Now that the two labels are focused in on the beers people are clamoring for, and now that the brewery has an outlet where locals can form a bond and visit regularly (and Nelson can earn full retail on beer sales), it is thriving. When the story came out, some folks commented on Twitter that this is a sad state of affairs: why won’t Americans drink dubbels, dammit? But Une Annee’s development is entirely predictable, and most everything in the story represents the organic development of a mature market for craft beer.
A few of the lessons:
They don’t drink dubbels in Munich, either. This is what happens when people begin to develop a national beer culture—preferences narrow. There are something like 50 million Americans who at least sometimes drink craft beer, and so dubbels will still get made. But as more and more people begin to become avid beer fans, the effect of culture will actually solidify the dominance of IPAs. (Pastry stouts and fruit sours may be a passing fad.)
These trends are especially acute for smaller breweries. A lot of people still drink Blue Moon and Boston Lager and Fat Tire. But the people who are engaged enough with craft beer to go to taprooms want what’s hot and on-trend. As Une Annee illustrates, it’s hard for breweries to appeal when they’re selling off-trend or mainstream beers in specialty locations.

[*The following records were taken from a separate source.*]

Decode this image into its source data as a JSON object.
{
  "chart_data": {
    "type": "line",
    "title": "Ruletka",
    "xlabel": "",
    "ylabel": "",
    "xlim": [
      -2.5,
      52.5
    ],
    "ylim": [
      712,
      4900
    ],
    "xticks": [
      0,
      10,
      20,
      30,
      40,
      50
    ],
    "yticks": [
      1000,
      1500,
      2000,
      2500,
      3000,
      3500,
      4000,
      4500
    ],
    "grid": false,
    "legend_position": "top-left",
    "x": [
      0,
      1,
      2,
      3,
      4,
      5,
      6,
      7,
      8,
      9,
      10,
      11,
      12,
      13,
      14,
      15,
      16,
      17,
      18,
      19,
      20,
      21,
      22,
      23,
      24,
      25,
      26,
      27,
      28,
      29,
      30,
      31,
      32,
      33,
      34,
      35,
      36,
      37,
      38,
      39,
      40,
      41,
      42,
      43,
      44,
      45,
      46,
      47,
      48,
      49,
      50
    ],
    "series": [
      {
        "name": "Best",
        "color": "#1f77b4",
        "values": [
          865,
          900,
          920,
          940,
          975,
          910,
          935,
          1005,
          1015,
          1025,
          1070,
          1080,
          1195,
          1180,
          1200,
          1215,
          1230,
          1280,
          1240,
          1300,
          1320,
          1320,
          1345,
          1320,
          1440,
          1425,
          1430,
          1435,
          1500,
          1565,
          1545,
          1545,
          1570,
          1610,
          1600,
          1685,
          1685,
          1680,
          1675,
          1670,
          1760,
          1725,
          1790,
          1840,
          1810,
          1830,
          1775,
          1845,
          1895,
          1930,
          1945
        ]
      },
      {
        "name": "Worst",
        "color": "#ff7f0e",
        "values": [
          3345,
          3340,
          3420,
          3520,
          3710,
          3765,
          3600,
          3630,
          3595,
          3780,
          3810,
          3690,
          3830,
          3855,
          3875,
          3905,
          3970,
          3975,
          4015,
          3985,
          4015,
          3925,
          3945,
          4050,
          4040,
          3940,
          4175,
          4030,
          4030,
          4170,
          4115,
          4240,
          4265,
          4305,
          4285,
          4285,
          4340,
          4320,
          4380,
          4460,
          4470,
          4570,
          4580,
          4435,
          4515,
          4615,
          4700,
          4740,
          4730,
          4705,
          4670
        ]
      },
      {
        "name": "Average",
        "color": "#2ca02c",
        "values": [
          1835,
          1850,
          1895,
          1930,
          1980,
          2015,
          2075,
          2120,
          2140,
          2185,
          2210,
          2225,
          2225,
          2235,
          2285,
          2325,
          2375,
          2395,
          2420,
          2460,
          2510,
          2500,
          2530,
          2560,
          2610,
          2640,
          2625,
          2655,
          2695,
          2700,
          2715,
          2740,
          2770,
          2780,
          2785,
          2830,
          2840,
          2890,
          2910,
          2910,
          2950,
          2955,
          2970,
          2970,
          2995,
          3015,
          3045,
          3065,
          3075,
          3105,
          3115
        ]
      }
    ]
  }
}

Distribution is broken. The current system we have was based on a beer landscape that is now 40 years out of date. It is very hard to survive on the tiny margins breweries receive putting beer into the marketplace, and franchise laws make the arrangement a straightjacket. Worse, distributors might represent dozens of breweries, and they are therefore hamstrung in their efforts to promote small, low-visibility brands.

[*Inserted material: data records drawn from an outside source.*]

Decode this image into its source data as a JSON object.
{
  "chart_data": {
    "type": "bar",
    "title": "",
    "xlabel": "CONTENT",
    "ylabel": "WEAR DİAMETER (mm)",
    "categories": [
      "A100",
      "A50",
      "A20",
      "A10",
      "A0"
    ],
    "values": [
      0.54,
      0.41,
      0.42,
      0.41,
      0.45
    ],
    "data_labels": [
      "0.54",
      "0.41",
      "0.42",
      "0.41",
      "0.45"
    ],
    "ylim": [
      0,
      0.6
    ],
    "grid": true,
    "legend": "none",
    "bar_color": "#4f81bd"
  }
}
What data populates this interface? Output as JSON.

Breweries can’t survive without a retail location. And this further exacerbated the inherent conflict of interest resident in the wholesale tier. Wholesalers can’t make any money if breweries are selling out of the taproom, and breweries have a hard time making money if they’re selling to distributors at a discount.
Small, under-served towns are ideal targets for new breweries. Sure, Southeast Portland has the greatest concentration of craft beer drinkers in the US, but it also has the greatest concentration of breweries. Breweries are discovering that it’s difficult to make a splash in towns dense with them. Moving further out reaches consumers who don’t have a local brewery. Towns like Niles know breweries enliven sleepy districts, too, and they’re desperate for them.
Teaching this online course at Portland State has made me think much more critically and with much less rosy-lensed romanticism about how to succeed in business. You gotta make the beer people want to buy, you gotta go where the other breweries ain’t, and you gotta sell beer at enough of a profit to keep the lights on.